Complexity means a system becomes porous, and malicious or accidental
untrustworthy behavior is essentially a given. I believe trustworthy
software needs to both statically (ahead of time) be built in a way to
maximize trust, but dynamically (during execution) monitor, catch
excursions and enforce policies (fail-safes or other).
Take two examples, low and high level:
- the NVIDIA Drive PX systems based on the Parker SOC. The "Denver"
high-perf ARM CPU core is not an ARM core. To get higher performance and
higher efficiency, it's a funky VLIW core with complicated software
controlled speculation, running a microkernel, a binary translator and a
software optimizer. All hidden from the system! When executing code becomes
hot, kernel or user space, the optimizer grabs it, munges it, and produces
an optimized version that is chained into other snippets in a code cache
even as other threads are passing through. This is a complicated beast,
ripe for such research in timing attacks with much larger scope than
traditional hardware OOO engines (and I say that as one of the designers
:-/). It has hardware controls to help minimize these, such as in the
memory controller, but still.. On the GPU side, you're also facing a deep
software stack, with more JIT compilers, optimizers and a hidden
instruction set. This complexity isn't going away. Although some of the
mitigation techniques, such as
https://support.google.com/faqs/answer/7625886 , essentially gimp the
performance oriented features (like the branch target buffer on modern
- ML and other statistical models in an application (whether a self-driving
car, or a high frequency trading algorithm). It's surprisingly easy to
craft input data that triggers misbehavior - e.g. stickers that you can put
on street signs to cause misclassification. A stop sign can be made to
disappear, or become a speed limit sign. In trading terms, in a former
role, as part of understanding this, we crafted a benign looking system
that when fed external market data with a hidden trigger pattern, would
respond with a series of orders that deliberately leaked information into
the market. Testing won't show the absence of these. Nor do techniques like
model distillation, while improving robustness, fully defend against it.
Our own complex application models are likely vulnerable even if we've
developed them in a trustworthy fashion.
So what to do?
Our systems need to be trustworthy in an untrustworthy world. We don't
trust ourselves, let alone anything else. And that's complexity, not just
malice, so even allegedly "isolated" systems are not immune.

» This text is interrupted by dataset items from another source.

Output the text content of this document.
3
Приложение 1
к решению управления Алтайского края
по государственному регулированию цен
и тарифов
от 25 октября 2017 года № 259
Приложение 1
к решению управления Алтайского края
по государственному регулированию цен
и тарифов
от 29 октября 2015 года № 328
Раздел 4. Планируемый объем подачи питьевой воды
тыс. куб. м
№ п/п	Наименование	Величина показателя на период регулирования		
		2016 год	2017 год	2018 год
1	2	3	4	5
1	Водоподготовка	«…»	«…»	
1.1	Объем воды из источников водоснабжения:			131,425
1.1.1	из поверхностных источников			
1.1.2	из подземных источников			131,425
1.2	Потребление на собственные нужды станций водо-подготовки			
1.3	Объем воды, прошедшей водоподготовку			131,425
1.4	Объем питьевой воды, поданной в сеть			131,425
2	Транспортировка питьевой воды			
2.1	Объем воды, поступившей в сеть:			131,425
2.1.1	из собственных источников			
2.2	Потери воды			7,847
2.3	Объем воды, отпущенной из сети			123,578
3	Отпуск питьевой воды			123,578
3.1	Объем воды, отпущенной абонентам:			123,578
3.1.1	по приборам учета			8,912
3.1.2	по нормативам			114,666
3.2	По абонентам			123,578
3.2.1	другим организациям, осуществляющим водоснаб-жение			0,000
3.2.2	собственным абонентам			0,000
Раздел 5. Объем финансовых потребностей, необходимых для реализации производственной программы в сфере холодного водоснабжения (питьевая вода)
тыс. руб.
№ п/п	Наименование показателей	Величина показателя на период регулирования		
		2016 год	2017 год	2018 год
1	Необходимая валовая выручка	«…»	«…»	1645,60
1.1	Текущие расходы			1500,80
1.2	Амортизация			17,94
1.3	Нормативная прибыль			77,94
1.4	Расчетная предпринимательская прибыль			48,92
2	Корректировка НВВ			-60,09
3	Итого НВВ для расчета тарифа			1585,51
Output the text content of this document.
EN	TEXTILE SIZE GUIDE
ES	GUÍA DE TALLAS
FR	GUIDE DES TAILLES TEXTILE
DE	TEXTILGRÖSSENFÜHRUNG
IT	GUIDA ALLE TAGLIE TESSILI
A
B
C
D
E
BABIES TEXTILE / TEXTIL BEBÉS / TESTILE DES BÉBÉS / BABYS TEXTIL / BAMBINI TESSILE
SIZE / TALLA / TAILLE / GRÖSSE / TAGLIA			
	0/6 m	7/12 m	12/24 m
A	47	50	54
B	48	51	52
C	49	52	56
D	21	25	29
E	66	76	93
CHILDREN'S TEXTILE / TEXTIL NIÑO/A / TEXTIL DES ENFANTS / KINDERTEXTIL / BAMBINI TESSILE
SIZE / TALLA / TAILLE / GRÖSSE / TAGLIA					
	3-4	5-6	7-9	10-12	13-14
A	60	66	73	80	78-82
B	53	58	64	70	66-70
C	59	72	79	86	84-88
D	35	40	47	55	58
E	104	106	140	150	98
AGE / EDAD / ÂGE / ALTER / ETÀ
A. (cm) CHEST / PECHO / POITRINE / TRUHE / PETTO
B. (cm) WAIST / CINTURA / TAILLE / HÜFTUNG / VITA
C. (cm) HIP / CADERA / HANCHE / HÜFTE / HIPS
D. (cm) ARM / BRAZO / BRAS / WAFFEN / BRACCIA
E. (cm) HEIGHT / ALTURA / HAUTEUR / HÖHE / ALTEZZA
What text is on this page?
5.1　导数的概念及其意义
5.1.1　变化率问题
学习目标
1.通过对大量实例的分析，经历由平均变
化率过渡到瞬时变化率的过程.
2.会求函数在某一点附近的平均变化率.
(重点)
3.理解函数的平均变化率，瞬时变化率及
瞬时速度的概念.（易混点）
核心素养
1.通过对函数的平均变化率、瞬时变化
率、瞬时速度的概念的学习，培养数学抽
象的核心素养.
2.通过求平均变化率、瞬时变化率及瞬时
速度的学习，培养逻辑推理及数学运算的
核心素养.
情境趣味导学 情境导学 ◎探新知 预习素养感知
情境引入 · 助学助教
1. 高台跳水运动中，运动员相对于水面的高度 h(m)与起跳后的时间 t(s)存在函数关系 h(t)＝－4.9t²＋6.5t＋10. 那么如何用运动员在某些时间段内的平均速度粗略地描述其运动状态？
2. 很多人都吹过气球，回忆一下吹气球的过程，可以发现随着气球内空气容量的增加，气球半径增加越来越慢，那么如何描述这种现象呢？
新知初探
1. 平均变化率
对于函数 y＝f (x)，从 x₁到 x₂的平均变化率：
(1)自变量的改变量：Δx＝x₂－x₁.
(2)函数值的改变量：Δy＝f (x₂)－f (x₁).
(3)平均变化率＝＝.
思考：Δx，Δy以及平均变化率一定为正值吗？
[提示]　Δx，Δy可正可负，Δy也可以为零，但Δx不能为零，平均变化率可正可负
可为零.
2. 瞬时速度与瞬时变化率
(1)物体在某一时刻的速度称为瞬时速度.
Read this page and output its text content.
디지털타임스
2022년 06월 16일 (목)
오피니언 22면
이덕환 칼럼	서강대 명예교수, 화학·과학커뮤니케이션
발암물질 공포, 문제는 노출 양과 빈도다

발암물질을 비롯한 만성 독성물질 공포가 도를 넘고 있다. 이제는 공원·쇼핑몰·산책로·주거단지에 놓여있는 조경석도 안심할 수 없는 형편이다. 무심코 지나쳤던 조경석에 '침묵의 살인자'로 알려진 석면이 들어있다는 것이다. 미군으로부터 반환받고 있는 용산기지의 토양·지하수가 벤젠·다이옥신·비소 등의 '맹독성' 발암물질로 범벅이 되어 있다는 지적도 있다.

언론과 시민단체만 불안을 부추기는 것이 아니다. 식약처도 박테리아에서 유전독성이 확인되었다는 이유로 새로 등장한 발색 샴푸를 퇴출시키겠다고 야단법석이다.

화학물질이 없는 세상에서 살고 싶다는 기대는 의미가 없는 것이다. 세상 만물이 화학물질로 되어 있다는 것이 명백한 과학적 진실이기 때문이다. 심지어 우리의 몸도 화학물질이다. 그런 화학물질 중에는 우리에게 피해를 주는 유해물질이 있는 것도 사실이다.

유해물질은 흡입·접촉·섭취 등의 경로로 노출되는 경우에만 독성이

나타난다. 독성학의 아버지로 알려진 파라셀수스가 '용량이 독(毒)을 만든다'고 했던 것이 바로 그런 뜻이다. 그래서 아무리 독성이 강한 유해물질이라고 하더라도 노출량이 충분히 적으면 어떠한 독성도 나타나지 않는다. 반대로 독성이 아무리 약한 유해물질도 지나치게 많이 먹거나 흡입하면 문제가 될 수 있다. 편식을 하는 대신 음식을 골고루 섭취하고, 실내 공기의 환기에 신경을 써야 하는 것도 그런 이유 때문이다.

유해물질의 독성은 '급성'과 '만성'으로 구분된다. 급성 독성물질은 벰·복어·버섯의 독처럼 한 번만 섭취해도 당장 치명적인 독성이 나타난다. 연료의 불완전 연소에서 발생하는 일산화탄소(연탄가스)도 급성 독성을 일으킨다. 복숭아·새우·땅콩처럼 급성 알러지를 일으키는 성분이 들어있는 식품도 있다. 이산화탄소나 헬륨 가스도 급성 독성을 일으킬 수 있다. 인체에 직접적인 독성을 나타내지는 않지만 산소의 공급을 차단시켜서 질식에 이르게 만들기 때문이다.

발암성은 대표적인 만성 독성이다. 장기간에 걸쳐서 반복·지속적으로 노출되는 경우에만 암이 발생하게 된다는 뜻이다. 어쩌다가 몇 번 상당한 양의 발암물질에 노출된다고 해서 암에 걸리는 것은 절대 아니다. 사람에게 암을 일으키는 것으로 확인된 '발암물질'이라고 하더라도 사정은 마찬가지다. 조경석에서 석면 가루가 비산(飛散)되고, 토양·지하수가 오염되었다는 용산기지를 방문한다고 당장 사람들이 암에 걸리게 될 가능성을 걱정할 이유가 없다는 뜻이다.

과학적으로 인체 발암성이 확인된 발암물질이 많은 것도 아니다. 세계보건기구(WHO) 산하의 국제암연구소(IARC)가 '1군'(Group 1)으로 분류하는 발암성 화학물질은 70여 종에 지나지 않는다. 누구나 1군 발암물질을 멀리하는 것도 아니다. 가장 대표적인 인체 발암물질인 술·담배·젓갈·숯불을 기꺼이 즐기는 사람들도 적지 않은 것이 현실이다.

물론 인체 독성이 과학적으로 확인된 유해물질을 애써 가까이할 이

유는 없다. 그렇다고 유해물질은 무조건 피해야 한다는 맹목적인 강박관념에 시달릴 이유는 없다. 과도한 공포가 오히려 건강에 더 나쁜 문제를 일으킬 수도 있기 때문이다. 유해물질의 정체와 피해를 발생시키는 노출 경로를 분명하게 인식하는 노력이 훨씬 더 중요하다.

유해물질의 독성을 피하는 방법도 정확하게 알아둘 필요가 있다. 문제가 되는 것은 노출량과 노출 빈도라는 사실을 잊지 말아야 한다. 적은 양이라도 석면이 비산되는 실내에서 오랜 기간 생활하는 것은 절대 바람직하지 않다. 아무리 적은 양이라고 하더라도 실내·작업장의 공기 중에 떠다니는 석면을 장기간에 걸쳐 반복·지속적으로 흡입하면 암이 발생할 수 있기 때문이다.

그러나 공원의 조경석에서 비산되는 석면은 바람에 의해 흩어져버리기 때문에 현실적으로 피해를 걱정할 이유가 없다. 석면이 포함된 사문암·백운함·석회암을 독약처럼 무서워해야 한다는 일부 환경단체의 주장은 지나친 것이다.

Just like building fault-tolerant distributed systems, I believe we need
layers of defense, and assume that of course things are broken, all the
time. In the interest of keeping this message to a tolerable length, I
won't go into all the details. But, I think we need two approaches, both of
which deserve pages of their own with many sub-categories:
1. Try to not go off the rails: software isolation techniques - e.g. block
syscalls in most user code or emulate in an async fashion, explicit swim
lanes and software circuit breakers in the surrounding "app server" logic
rather than badly reinvented in an ad hoc fashion within user logic,
diverse (redundant, perturbed) execution / models and other cross-checks,
and so on. In general, the "happy path" through user logic is already hard
for us all to get correct. The unhappy path is harder, needs to be explicit
and trustworthy, and needs to not be haphazardly sprinkled through user
2. *Assuming* we're going off the rails: explicitly monitor and react to
violations at runtime. Besides the graph of user logic, we should separate
and make explicit the control / monitoring / reaction software. To tie that
back to trustworthy guidelines we've been discussing, we should explicitly
state that say "model X outputs numbers between 1 and 10 and other values
are not to be trusted". And explicitly have guardband logic separate from
the model that enforces this, and prevents the pollution of downstream user
logic with crazy values. This is a trivial example, but imagine
extrapolating to say "the rate of change of the output values should be
below x", or "models x and y should output values within 10% of one
another". Or "if the objects classified as vehicles are all braking
aggressively, consider whether the running models are missing
something...". Rather than bits of logic embedded inline in the user
application logic, these should be hoisted out for checking and enforcement
'by the system' that is supervising the user logic, and augmented with
lightweight anomaly detectors etc.
Can we prevent everything bad? No. It's not even the goal. The goal is to
minimize the chances of the bad thing, and when it does happen, to survive
it. And of course we should still use the existing techniques - e.g. no one
is saying to turn off your type checkers, just to recognize that well-typed
code can go horribly wrong in myriad ways.